Critics, without the support of much research, say these foods pose risks both to humans and the environment. Proponents, without the support of much independent research, say that tinkering with the genes of plants not only doesn't hurt people, it has the potential to enhance their health. In the future, food scientists envision growing crops that have been modified to help the human body combat cancer and other diseases.

Science vs. Marketing

But science could become less relevant than marketing. In Europe, big grocery chains such as J. Sainsbury PLC are touting their house brands as free of genetically modified ingredients. Store brands in England already account for a much larger percentage of sales than in America, and the groceries see the GMO issue as a way to boost sales even further.

But Nestle SA, the Swiss food giant, is complying with the labeling law in Europe, informing buyers which of its products contain genetically modified ingredients. Nestle says it is seeing "surprisingly little reaction to the labels in terms of sales figures."

Support for labeling appears to be growing in the U.S. Agriculture Secretary Dan Glickman is encouraging companies to voluntarily label their products.
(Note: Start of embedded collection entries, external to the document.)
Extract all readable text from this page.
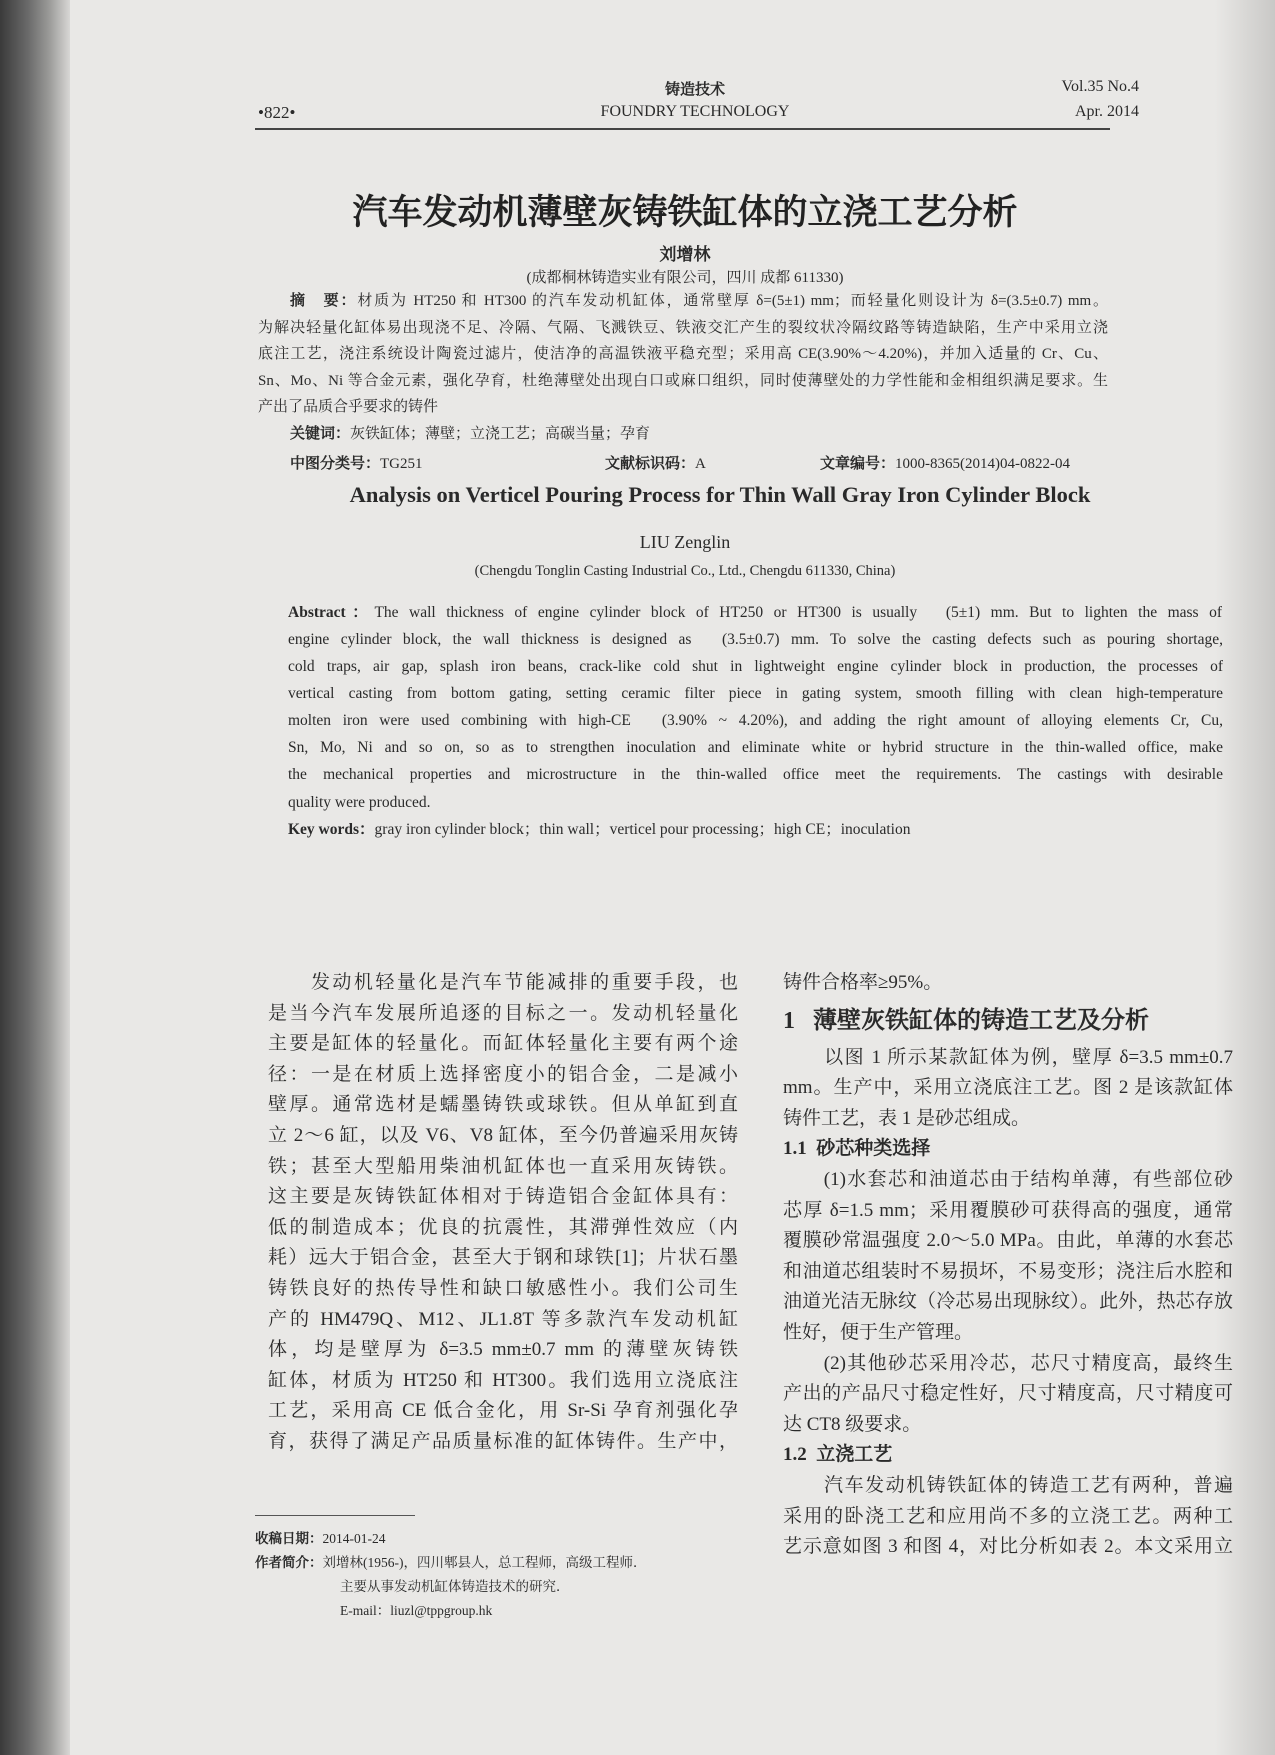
•822•
铸造技术
FOUNDRY TECHNOLOGY
Vol.35 No.4
Apr. 2014
汽车发动机薄壁灰铸铁缸体的立浇工艺分析
刘增林
(成都桐林铸造实业有限公司，四川 成都 611330)
摘　要：材质为 HT250 和 HT300 的汽车发动机缸体，通常壁厚 δ=(5±1) mm；而轻量化则设计为 δ=(3.5±0.7) mm。
为解决轻量化缸体易出现浇不足、冷隔、气隔、飞溅铁豆、铁液交汇产生的裂纹状冷隔纹路等铸造缺陷，生产中采用立浇
底注工艺，浇注系统设计陶瓷过滤片，使洁净的高温铁液平稳充型；采用高 CE(3.90%～4.20%)，并加入适量的 Cr、Cu、
Sn、Mo、Ni 等合金元素，强化孕育，杜绝薄壁处出现白口或麻口组织，同时使薄壁处的力学性能和金相组织满足要求。生
产出了品质合乎要求的铸件
关键词：灰铁缸体；薄壁；立浇工艺；高碳当量；孕育
中图分类号：TG251	文献标识码：A	文章编号：1000-8365(2014)04-0822-04
Analysis on Verticel Pouring Process for Thin Wall Gray Iron Cylinder Block
LIU Zenglin
(Chengdu Tonglin Casting Industrial Co., Ltd., Chengdu 611330, China)
Abstract：The wall thickness of engine cylinder block of HT250 or HT300 is usually　(5±1) mm. But to lighten the mass of
engine cylinder block, the wall thickness is designed as　(3.5±0.7) mm. To solve the casting defects such as pouring shortage,
cold traps, air gap, splash iron beans, crack-like cold shut in lightweight engine cylinder block in production, the processes of
vertical casting from bottom gating, setting ceramic filter piece in gating system, smooth filling with clean high-temperature
molten iron were used combining with high-CE　(3.90% ~ 4.20%), and adding the right amount of alloying elements Cr, Cu,
Sn, Mo, Ni and so on, so as to strengthen inoculation and eliminate white or hybrid structure in the thin-walled office, make
the mechanical properties and microstructure in the thin-walled office meet the requirements. The castings with desirable
quality were produced.
Key words：gray iron cylinder block；thin wall；verticel pour processing；high CE；inoculation
　　发动机轻量化是汽车节能减排的重要手段，也
是当今汽车发展所追逐的目标之一。发动机轻量化
主要是缸体的轻量化。而缸体轻量化主要有两个途
径：一是在材质上选择密度小的铝合金，二是减小
壁厚。通常选材是蠕墨铸铁或球铁。但从单缸到直
立 2～6 缸，以及 V6、V8 缸体，至今仍普遍采用灰铸
铁；甚至大型船用柴油机缸体也一直采用灰铸铁。
这主要是灰铸铁缸体相对于铸造铝合金缸体具有：
低的制造成本；优良的抗震性，其滞弹性效应（内
耗）远大于铝合金，甚至大于钢和球铁[1]；片状石墨
铸铁良好的热传导性和缺口敏感性小。我们公司生
产的 HM479Q、M12、JL1.8T 等多款汽车发动机缸
体，均是壁厚为 δ=3.5 mm±0.7 mm 的薄壁灰铸铁
缸体，材质为 HT250 和 HT300。我们选用立浇底注
工艺，采用高 CE 低合金化，用 Sr-Si 孕育剂强化孕
育，获得了满足产品质量标准的缸体铸件。生产中，
铸件合格率≥95%。
1 薄壁灰铁缸体的铸造工艺及分析
　　以图 1 所示某款缸体为例，壁厚 δ=3.5 mm±0.7
mm。生产中，采用立浇底注工艺。图 2 是该款缸体
铸件工艺，表 1 是砂芯组成。
1.1 砂芯种类选择
　　(1)水套芯和油道芯由于结构单薄，有些部位砂
芯厚 δ=1.5 mm；采用覆膜砂可获得高的强度，通常
覆膜砂常温强度 2.0～5.0 MPa。由此，单薄的水套芯
和油道芯组装时不易损坏，不易变形；浇注后水腔和
油道光洁无脉纹（冷芯易出现脉纹）。此外，热芯存放
性好，便于生产管理。
　　(2)其他砂芯采用冷芯，芯尺寸精度高，最终生
产出的产品尺寸稳定性好，尺寸精度高，尺寸精度可
达 CT8 级要求。
1.2 立浇工艺
　　汽车发动机铸铁缸体的铸造工艺有两种，普遍
采用的卧浇工艺和应用尚不多的立浇工艺。两种工
艺示意如图 3 和图 4，对比分析如表 2。本文采用立
收稿日期：2014-01-24
作者简介：刘增林(1956-)，四川郫县人，总工程师，高级工程师．
主要从事发动机缸体铸造技术的研究．
E-mail：liuzl@tppgroup.hk
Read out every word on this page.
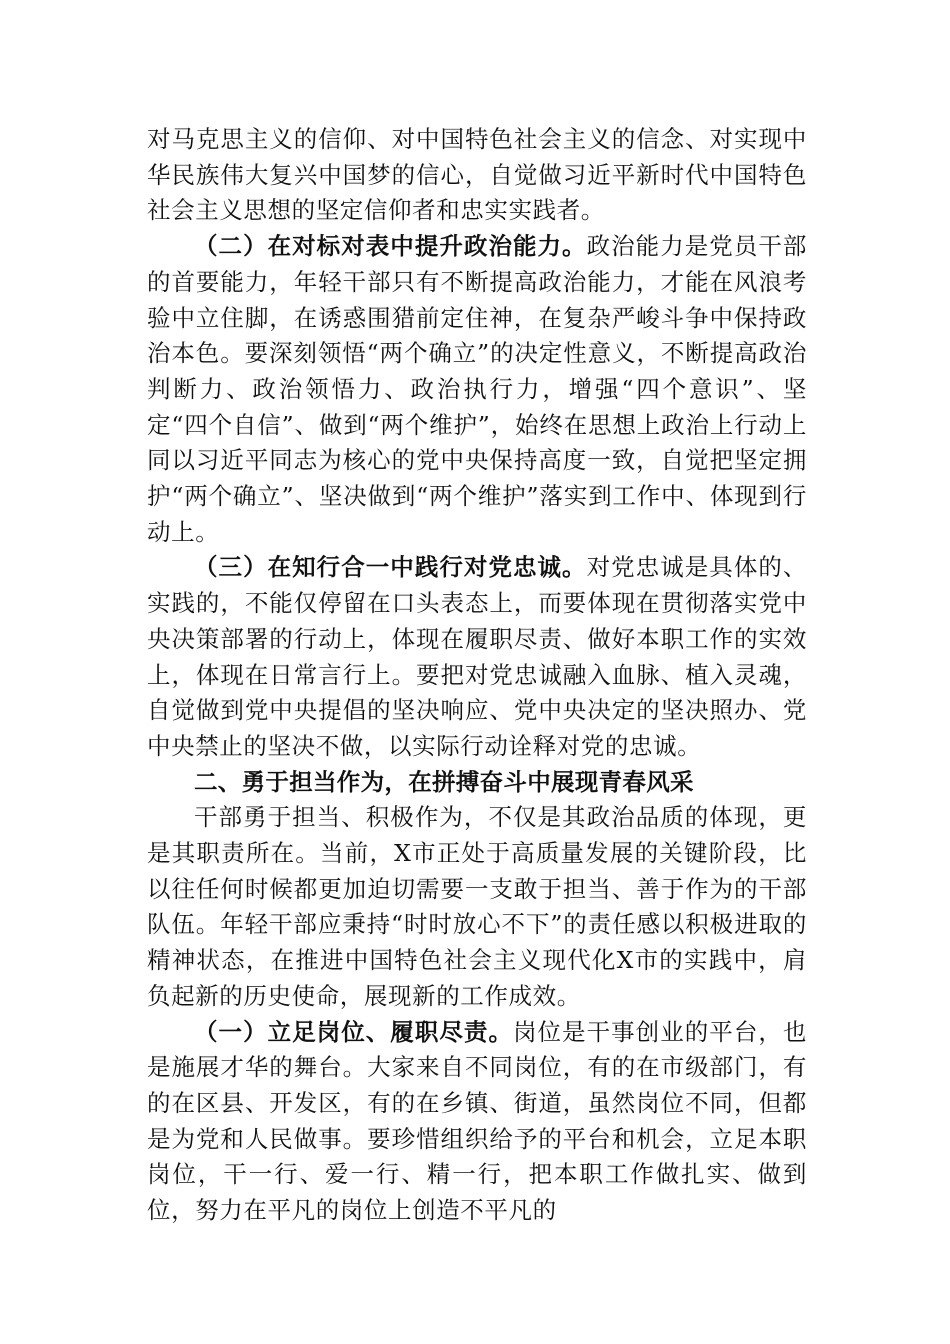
对马克思主义的信仰、对中国特色社会主义的信念、对实现中华民族伟大复兴中国梦的信心，自觉做习近平新时代中国特色社会主义思想的坚定信仰者和忠实实践者。

（二）在对标对表中提升政治能力。政治能力是党员干部的首要能力，年轻干部只有不断提高政治能力，才能在风浪考验中立住脚，在诱惑围猎前定住神，在复杂严峻斗争中保持政治本色。要深刻领悟“两个确立”的决定性意义，不断提高政治判断力、政治领悟力、政治执行力，增强“四个意识”、坚定“四个自信”、做到“两个维护”，始终在思想上政治上行动上同以习近平同志为核心的党中央保持高度一致，自觉把坚定拥护“两个确立”、坚决做到“两个维护”落实到工作中、体现到行动上。

（三）在知行合一中践行对党忠诚。对党忠诚是具体的、实践的，不能仅停留在口头表态上，而要体现在贯彻落实党中央决策部署的行动上，体现在履职尽责、做好本职工作的实效上，体现在日常言行上。要把对党忠诚融入血脉、植入灵魂，自觉做到党中央提倡的坚决响应、党中央决定的坚决照办、党中央禁止的坚决不做，以实际行动诠释对党的忠诚。

二、勇于担当作为，在拼搏奋斗中展现青春风采

干部勇于担当、积极作为，不仅是其政治品质的体现，更是其职责所在。当前，X市正处于高质量发展的关键阶段，比以往任何时候都更加迫切需要一支敢于担当、善于作为的干部队伍。年轻干部应秉持“时时放心不下”的责任感以积极进取的精神状态，在推进中国特色社会主义现代化X市的实践中，肩负起新的历史使命，展现新的工作成效。

（一）立足岗位、履职尽责。岗位是干事创业的平台，也是施展才华的舞台。大家来自不同岗位，有的在市级部门，有的在区县、开发区，有的在乡镇、街道，虽然岗位不同，但都是为党和人民做事。要珍惜组织给予的平台和机会，立足本职岗位，干一行、爱一行、精一行，把本职工作做扎实、做到位，努力在平凡的岗位上创造不平凡的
The pro-biotech Rockefeller Foundation, which finances agricultural research, issued a statement saying, "Consumers have a right to choose whether to eat GM foods or not." A Gallup Organization poll released this week of 1,039 adults found 68% want labels disclosing genetically modified ingredients, even if it means a higher price for foods.

"In a democracy, people want to feel like they have a choice," says Thomas J. Hoban, a North Carolina State University sociology professor who tracks attitudes about crop biotechnology.

No food company stands to benefit more from biotechnology than ConAgra Inc., the giant Omaha, Neb., conglomerate that does everything from sell seed to farmers to make dozens of brand products such as Wesson cooking oil and Healthy Choice microwavable dinners. ConAgra scientists have looked at plans to genetically engineer crops to do things such as make a healthier cooking oil, for example, or a high-potency sports bar.

But the company's official position on crop biotechnology is neutrality. "This is a marketing question only," says Bruce Rohde, ConAgra's chief executive officer, one of the few food executives willing to talk about genetic engineering and food. "I'm open-minded about biotechnology. But right now, the public certainly isn't clamoring for it."